We hope that our responses have addressed your concerns and questions. If so, we respectfully ask that you reconsider your decision based on our responses and update your recommendation score accordingly. We are also eager to address any further concerns you may have.

[1] Generation trajectory of GuacaMol sample: https://drive.google.com/file/d/1a5HU4FZ98bqS_9JFK4Eb60QfhXiksaue/view?usp=drive_link

[2] Variance visualization: https://drive.google.com/file/d/19b2wQocvLJc82bAm6eUG5qbAcmVAra0V/view?usp=drive_link

Thank you for the time you’ve taken to review our work and for the positive and constructive feedback! We are glad that you found the problem we dealt with important and our approach novel and well-grounded. In response to the weaknesses and questions:

1. Generalization to other high-dimensional data (images, graphs)

We would like to clarify that the focus of this work is on designing the order learning mechanism in ARMs and its application to molecular graph generation as the main testbed. We chose this task because we believe it is more suitable – As the reviewer has pointed out, an important issue in graph autoregressive generation is the difficulty to determine an order for sampling. Indeed, our learning-order ARM was able to discover an autoregressive order that outperforms fixed or random order used in prior graph generation work. Our focus is not on images – we included MNIST only as a sanity check to confirm the model can learn a meaningful order that distinguishes between the digits and the background. While there are no practical constraints for applying LO-ARMs to higher dimensional natural images – it is unclear whether there is a similarly meaningful and interpretable ordering to learn there and therefore we decided not to pursue it in this work.

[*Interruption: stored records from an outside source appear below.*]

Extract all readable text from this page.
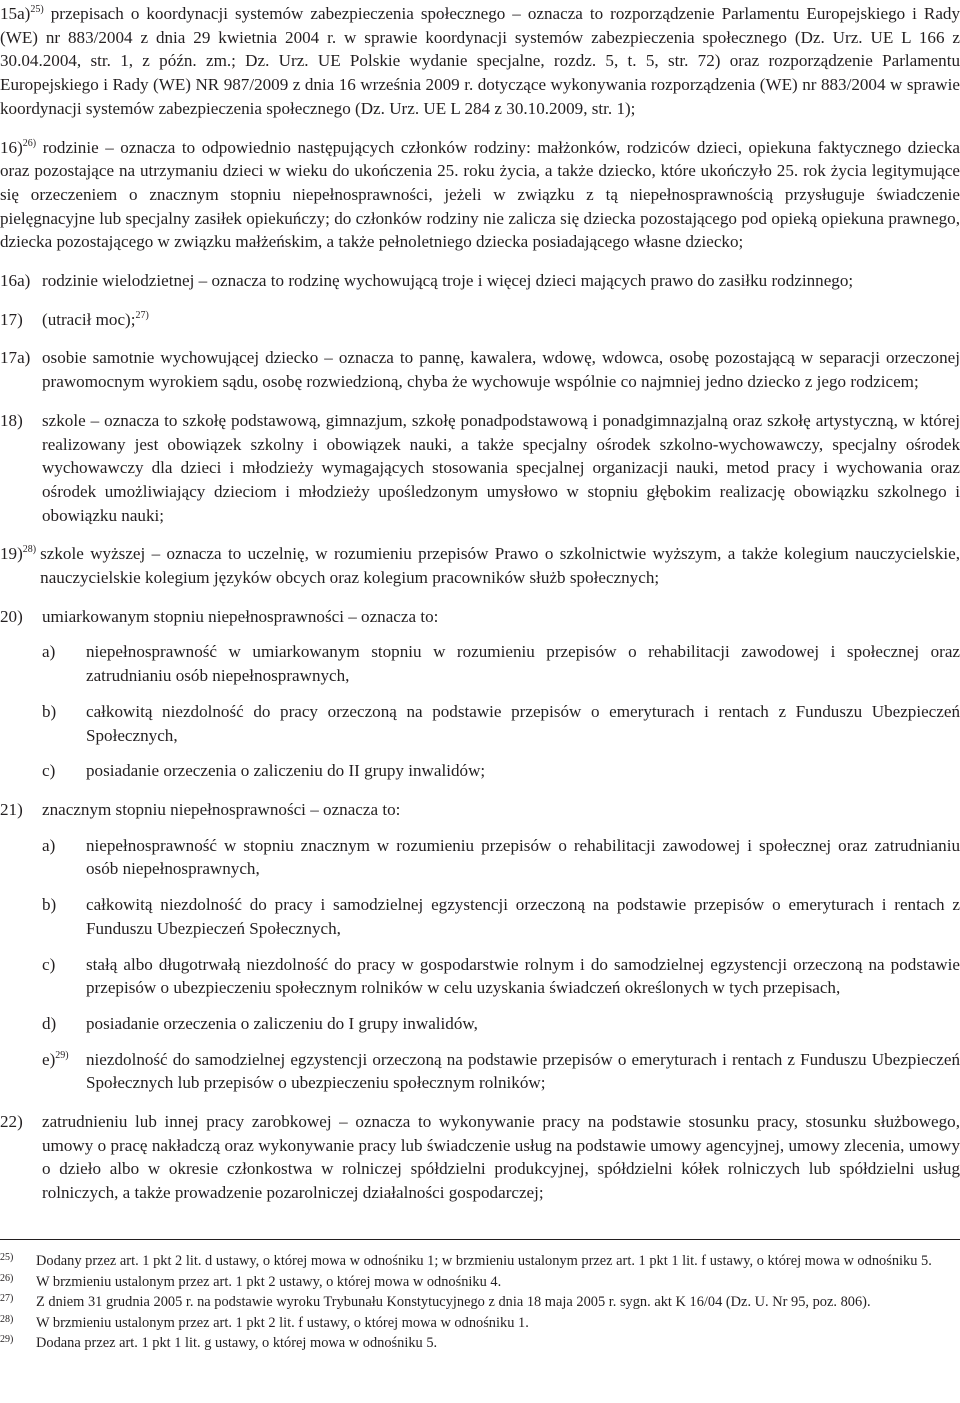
15a)$^{25)}$ przepisach o koordynacji systemów zabezpieczenia społecznego – oznacza to rozporządzenie Parlamentu Europejskiego i Rady (WE) nr 883/2004 z dnia 29 kwietnia 2004 r. w sprawie koordynacji systemów zabezpieczenia społecznego (Dz. Urz. UE L 166 z 30.04.2004, str. 1, z późn. zm.; Dz. Urz. UE Polskie wydanie specjalne, rozdz. 5, t. 5, str. 72) oraz rozporządzenie Parlamentu Europejskiego i Rady (WE) NR 987/2009 z dnia 16 września 2009 r. dotyczące wykonywania rozporządzenia (WE) nr 883/2004 w sprawie koordynacji systemów zabezpieczenia społecznego (Dz. Urz. UE L 284 z 30.10.2009, str. 1);
16)$^{26)}$ rodzinie – oznacza to odpowiednio następujących członków rodziny: małżonków, rodziców dzieci, opiekuna faktycznego dziecka oraz pozostające na utrzymaniu dzieci w wieku do ukończenia 25. roku życia, a także dziecko, które ukończyło 25. rok życia legitymujące się orzeczeniem o znacznym stopniu niepełnosprawności, jeżeli w związku z tą niepełnosprawnością przysługuje świadczenie pielęgnacyjne lub specjalny zasiłek opiekuńczy; do członków rodziny nie zalicza się dziecka pozostającego pod opieką opiekuna prawnego, dziecka pozostającego w związku małżeńskim, a także pełnoletniego dziecka posiadającego własne dziecko;
16a) rodzinie wielodzietnej – oznacza to rodzinę wychowującą troje i więcej dzieci mających prawo do zasiłku rodzinnego;
17)	(utracił moc);$^{27)}$
17a) osobie samotnie wychowującej dziecko – oznacza to pannę, kawalera, wdowę, wdowca, osobę pozostającą w separacji orzeczonej prawomocnym wyrokiem sądu, osobę rozwiedzioną, chyba że wychowuje wspólnie co najmniej jedno dziecko z jego rodzicem;
18)	szkole – oznacza to szkołę podstawową, gimnazjum, szkołę ponadpodstawową i ponadgimnazjalną oraz szkołę artystyczną, w której realizowany jest obowiązek szkolny i obowiązek nauki, a także specjalny ośrodek szkolno-wychowawczy, specjalny ośrodek wychowawczy dla dzieci i młodzieży wymagających stosowania specjalnej organizacji nauki, metod pracy i wychowania oraz ośrodek umożliwiający dzieciom i młodzieży upośledzonym umysłowo w stopniu głębokim realizację obowiązku szkolnego i obowiązku nauki;
19)$^{28)}$ szkole wyższej – oznacza to uczelnię, w rozumieniu przepisów Prawo o szkolnictwie wyższym, a także kolegium nauczycielskie, nauczycielskie kolegium języków obcych oraz kolegium pracowników służb społecznych;
20)	umiarkowanym stopniu niepełnosprawności – oznacza to:
a)	niepełnosprawność w umiarkowanym stopniu w rozumieniu przepisów o rehabilitacji zawodowej i społecznej oraz zatrudnianiu osób niepełnosprawnych,
b)	całkowitą niezdolność do pracy orzeczoną na podstawie przepisów o emeryturach i rentach z Funduszu Ubezpieczeń Społecznych,
c)	posiadanie orzeczenia o zaliczeniu do II grupy inwalidów;
21)	znacznym stopniu niepełnosprawności – oznacza to:
a)	niepełnosprawność w stopniu znacznym w rozumieniu przepisów o rehabilitacji zawodowej i społecznej oraz zatrudnianiu osób niepełnosprawnych,
b)	całkowitą niezdolność do pracy i samodzielnej egzystencji orzeczoną na podstawie przepisów o emeryturach i rentach z Funduszu Ubezpieczeń Społecznych,
c)	stałą albo długotrwałą niezdolność do pracy w gospodarstwie rolnym i do samodzielnej egzystencji orzeczoną na podstawie przepisów o ubezpieczeniu społecznym rolników w celu uzyskania świadczeń określonych w tych przepisach,
d)	posiadanie orzeczenia o zaliczeniu do I grupy inwalidów,
e)$^{29)}$	niezdolność do samodzielnej egzystencji orzeczoną na podstawie przepisów o emeryturach i rentach z Funduszu Ubezpieczeń Społecznych lub przepisów o ubezpieczeniu społecznym rolników;
22)	zatrudnieniu lub innej pracy zarobkowej – oznacza to wykonywanie pracy na podstawie stosunku pracy, stosunku służbowego, umowy o pracę nakładczą oraz wykonywanie pracy lub świadczenie usług na podstawie umowy agencyjnej, umowy zlecenia, umowy o dzieło albo w okresie członkostwa w rolniczej spółdzielni produkcyjnej, spółdzielni kółek rolniczych lub spółdzielni usług rolniczych, a także prowadzenie pozarolniczej działalności gospodarczej;
25)	Dodany przez art. 1 pkt 2 lit. d ustawy, o której mowa w odnośniku 1; w brzmieniu ustalonym przez art. 1 pkt 1 lit. f ustawy, o której mowa w odnośniku 5.
26)	W brzmieniu ustalonym przez art. 1 pkt 2 ustawy, o której mowa w odnośniku 4.
27)	Z dniem 31 grudnia 2005 r. na podstawie wyroku Trybunału Konstytucyjnego z dnia 18 maja 2005 r. sygn. akt K 16/04 (Dz. U. Nr 95, poz. 806).
28)	W brzmieniu ustalonym przez art. 1 pkt 2 lit. f ustawy, o której mowa w odnośniku 1.
29)	Dodana przez art. 1 pkt 1 lit. g ustawy, o której mowa w odnośniku 5.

To demonstrate the scalability of our algorithm to higher dimensional graph datasets, we conduct an additional experiment on the GuacaMol dataset, which is a larger molecule dataset with 3906 input dimensions (which is larger than 1482 of ZINC250k and 90 of QM9). We have provided the comparison of the three molecule datasets in the discussion with Reviewer Pa4s. We believe that these three datasets can provide a comprehensive evaluation matrix to support our claims.

Performance-wise, our preliminary results show that the order-policy still yields an advantage, exceeding or matching the SOTA performance, as you can see from the details we have provided in the discussion thread with Reviewer Pa4s.

2. Application to 3d point cloud, pixels, voxels

Thank you for the suggestion. We are interested in exploring these modalities in future work.

3. Pipeline illustration figure

We will follow the reviewer’s suggestion to add an illustration figure in the final version.

We hope that our responses have addressed your concerns and questions. If so, we would kindly ask the reviewer to reconsider the decision in light of our responses and update their score accordingly. We are also eager to address any additional concerns the reviewer may have.